From The Arthur Conan Doyle Encyclopedia
SIR A. CONAN DOYLE AND THE DIVORCE REFORM VOTE.
Much public interest has been aroused by the defeat in the House of Commons on Wednesday night of the motion to give effect to the "easier divorce" recommendations of the Royal Commission.
The following views on the vote were given to this journal last night.
Sir Arthur Conan Doyle, president of the Divore Law Reform Union: "I think the whole thing is deplorable. We shall stiffen our backs and redouble our efforts to achieve success. I cannot believe that Lady Astor's views represent those of the women of this country, and I am shocked by what she said, since she was not a member of the Commission like Lady Frances Balfour and Miss Tennent, who found what the popular feeling was like. We shall have another chance later on."
Lady Askwith, the well-known social worker: "I do not quite like the three years' desertion clause in the Buckmaster Bill, for I think it a little too short a time, but I agree generally with the remainder of the measure. I am somewhat doubtful, however, of the wisdom of making adultery the same for both sexes, because the consequences are much more serious in regard to women."

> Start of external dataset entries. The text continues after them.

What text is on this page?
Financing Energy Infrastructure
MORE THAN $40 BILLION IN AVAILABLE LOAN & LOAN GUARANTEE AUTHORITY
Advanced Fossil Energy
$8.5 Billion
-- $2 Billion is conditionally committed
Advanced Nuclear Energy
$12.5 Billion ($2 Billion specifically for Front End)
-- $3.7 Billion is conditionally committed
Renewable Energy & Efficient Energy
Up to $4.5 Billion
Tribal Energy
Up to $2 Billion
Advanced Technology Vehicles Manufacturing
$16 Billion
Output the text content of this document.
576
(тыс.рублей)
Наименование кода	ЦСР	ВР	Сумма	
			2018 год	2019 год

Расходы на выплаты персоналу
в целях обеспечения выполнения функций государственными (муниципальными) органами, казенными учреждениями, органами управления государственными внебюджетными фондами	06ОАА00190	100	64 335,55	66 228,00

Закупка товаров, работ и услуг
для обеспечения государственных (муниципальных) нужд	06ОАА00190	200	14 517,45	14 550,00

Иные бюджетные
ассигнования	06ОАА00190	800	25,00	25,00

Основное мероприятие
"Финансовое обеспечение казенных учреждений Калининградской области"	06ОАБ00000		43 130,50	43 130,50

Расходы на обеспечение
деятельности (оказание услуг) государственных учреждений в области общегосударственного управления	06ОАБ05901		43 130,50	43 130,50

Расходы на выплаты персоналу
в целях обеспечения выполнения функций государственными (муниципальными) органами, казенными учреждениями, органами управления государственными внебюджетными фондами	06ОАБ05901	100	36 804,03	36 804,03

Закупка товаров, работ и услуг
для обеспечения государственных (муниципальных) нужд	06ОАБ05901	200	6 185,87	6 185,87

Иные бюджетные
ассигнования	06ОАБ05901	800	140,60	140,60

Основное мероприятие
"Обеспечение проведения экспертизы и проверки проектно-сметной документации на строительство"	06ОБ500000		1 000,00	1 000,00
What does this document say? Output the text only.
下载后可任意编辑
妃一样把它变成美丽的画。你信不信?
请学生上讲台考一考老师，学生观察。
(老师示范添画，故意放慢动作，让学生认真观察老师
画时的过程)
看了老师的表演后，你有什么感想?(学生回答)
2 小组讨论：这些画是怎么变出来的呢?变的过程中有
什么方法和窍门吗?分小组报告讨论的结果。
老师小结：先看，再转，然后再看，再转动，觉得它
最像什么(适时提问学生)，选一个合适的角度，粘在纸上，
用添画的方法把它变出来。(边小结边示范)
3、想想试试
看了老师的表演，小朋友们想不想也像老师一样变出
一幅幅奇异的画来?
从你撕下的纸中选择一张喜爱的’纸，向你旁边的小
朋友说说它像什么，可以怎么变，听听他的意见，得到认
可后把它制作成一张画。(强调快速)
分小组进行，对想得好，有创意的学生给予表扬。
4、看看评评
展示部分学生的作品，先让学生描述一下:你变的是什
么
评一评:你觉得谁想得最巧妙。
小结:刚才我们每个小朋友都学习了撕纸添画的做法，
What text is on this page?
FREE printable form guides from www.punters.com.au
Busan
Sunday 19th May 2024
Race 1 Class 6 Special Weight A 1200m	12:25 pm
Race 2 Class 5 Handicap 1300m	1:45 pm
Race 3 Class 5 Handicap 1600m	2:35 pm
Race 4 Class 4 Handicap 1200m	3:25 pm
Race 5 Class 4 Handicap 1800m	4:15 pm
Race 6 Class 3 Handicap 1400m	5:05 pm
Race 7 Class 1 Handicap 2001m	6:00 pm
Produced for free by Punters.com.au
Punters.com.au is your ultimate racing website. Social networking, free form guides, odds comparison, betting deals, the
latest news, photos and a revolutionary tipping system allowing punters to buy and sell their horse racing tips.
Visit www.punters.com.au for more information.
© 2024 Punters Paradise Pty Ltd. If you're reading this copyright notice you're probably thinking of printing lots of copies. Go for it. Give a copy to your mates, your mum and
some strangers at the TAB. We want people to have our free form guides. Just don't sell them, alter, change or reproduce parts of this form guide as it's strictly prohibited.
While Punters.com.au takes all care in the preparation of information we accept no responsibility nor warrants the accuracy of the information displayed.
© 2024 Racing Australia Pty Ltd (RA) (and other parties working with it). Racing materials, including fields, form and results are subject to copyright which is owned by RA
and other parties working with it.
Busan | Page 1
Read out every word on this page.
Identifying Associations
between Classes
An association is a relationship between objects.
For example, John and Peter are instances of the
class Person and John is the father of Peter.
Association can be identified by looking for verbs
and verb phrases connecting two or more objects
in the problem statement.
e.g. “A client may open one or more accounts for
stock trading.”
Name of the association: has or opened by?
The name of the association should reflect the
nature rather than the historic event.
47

Mrs. M. L. Seaton-Tiedeman, hon. secretary of the Divorce Law Reform Union, writes: "Women will go on being deserted without the remotest possibility of being able, in a vast number of cases, either to trace the man or prove adultery — desertion which may cover long periods of years, with immense suffering to them, and which keeps them for ever tied to a husband who has gone out of their lives, leaving them often with his children to support. And yet relief for desertion was the clause most vigorously attacked in the House of Commons."